4.9. In de onderhavige zaak staat onvoldoende vast om tot ‘bezit van staat’ te kunnen concluderen. Dat de erflater de vier kinderen van [B.C.] niet noemt in zijn testament (productie 4 bij inleidend verzoekschrift) wijst op het tegendeel. Partijen wordt in de gelegenheid gesteld nadere gegevens te verschaffen.

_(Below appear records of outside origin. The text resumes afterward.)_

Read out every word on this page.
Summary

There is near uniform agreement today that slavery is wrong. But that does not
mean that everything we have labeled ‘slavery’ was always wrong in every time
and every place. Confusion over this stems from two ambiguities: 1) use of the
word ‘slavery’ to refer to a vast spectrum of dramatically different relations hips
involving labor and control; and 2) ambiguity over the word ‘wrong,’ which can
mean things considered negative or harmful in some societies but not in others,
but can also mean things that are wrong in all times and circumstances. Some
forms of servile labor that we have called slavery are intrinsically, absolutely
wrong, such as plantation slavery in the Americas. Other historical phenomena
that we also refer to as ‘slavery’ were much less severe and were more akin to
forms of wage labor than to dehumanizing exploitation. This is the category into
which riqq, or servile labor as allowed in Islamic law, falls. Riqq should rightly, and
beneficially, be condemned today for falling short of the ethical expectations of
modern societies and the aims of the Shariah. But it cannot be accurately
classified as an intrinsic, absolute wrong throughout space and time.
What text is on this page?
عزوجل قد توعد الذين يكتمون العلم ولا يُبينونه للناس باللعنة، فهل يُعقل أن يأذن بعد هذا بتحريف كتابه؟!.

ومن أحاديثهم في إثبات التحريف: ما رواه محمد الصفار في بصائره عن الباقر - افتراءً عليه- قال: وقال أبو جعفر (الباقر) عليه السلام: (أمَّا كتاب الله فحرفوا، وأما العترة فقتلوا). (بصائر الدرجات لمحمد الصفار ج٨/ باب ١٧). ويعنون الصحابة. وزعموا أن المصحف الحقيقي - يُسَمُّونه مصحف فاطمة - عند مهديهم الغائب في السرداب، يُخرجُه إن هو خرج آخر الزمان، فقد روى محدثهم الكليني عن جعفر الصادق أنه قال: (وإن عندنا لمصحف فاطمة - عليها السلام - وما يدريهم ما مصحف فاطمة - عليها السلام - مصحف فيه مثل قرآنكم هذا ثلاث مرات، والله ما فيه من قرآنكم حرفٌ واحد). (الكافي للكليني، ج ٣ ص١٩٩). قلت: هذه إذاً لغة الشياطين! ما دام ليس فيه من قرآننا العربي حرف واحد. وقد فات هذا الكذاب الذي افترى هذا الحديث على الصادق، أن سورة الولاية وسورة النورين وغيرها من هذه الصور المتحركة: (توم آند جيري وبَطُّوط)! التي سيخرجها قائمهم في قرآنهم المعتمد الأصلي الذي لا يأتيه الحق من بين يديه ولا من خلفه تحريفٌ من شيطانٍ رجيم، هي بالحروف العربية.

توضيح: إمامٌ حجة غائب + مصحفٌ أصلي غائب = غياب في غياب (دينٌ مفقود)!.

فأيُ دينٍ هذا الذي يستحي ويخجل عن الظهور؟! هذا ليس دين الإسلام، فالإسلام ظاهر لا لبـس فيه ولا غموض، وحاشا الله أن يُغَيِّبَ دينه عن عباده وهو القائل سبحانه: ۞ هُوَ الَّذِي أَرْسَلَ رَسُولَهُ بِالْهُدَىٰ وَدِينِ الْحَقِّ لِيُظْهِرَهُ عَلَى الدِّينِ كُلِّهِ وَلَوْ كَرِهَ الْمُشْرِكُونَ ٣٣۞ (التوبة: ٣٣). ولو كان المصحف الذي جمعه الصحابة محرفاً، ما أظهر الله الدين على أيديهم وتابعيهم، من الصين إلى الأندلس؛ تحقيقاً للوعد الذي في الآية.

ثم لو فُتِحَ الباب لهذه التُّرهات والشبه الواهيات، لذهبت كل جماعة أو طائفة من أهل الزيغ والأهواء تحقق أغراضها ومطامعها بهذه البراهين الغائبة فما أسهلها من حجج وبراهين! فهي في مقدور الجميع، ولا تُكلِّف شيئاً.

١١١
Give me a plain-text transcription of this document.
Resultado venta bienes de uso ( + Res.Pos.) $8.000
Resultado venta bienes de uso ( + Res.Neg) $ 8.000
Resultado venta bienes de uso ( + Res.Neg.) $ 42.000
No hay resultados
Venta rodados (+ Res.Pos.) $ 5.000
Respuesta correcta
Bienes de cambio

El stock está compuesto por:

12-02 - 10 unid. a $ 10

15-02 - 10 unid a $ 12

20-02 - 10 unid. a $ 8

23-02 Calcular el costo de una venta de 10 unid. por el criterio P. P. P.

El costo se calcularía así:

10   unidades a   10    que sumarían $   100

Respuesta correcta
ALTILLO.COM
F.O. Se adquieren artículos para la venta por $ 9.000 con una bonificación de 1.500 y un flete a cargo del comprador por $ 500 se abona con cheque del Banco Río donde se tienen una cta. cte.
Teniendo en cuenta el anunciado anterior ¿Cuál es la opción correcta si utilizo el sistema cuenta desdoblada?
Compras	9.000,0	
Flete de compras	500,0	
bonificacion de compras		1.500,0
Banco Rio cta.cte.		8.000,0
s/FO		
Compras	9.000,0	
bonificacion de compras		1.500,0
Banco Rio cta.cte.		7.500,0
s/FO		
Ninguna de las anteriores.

4.10. De grieven 2 en 3 betreffen de onroerende zaak in Santo Domingo. Volgens [appellanten] behoort deze zaak voor de helft tot de nalatenschap, volgens [B.C.] voor een kwart. In hoger beroep stellen [appellanten] dat de zaak nog in eigendom behoort aan een zekere familie Viccini, maar volgens hen zou de erflater (en niet [B.C.] samen met een zoon) de zaak hebben gekocht. Het GEA heeft de waarde gesteld op US$ 145.000,=, waartegen door geen der partijen in hoger beroep is opgekomen. Het gaat dus enkel om de vraag of hiervan de helft dan wel een kwart in de nalatenschap valt. [B.C.] heeft documenten in het geding gebracht die inhouden dat zij de zaak met haar zoon heeft gekocht. Volgens [appellanten] heeft de erflater aan derden verklaard dat hij de onroerende zaak heeft gekocht, maar ook als van de juistheid daarvan wordt uitgegaan is dat onvoldoende. [appellanten] stellen dat er een of andere koopakte met de erflater als koper moet bestaan die door [B.C.] is verdonkeremaand. Het Hof acht de bestrijding door [appellanten] van de koop door [B.C.] en haar zoon onvoldoende gemotiveerd. De grief faalt daarom.
4.11. Grief 4 faalt. Naar vaste rechtspraak van de Hoge Raad is de datum van de verdeling de peildatum voor de waardebepaling der goederen, maar partijen kunnen een andere peildatum overeenkomen en ook uit de redelijkheid en billijkheid kan een andere datum voortvloeien.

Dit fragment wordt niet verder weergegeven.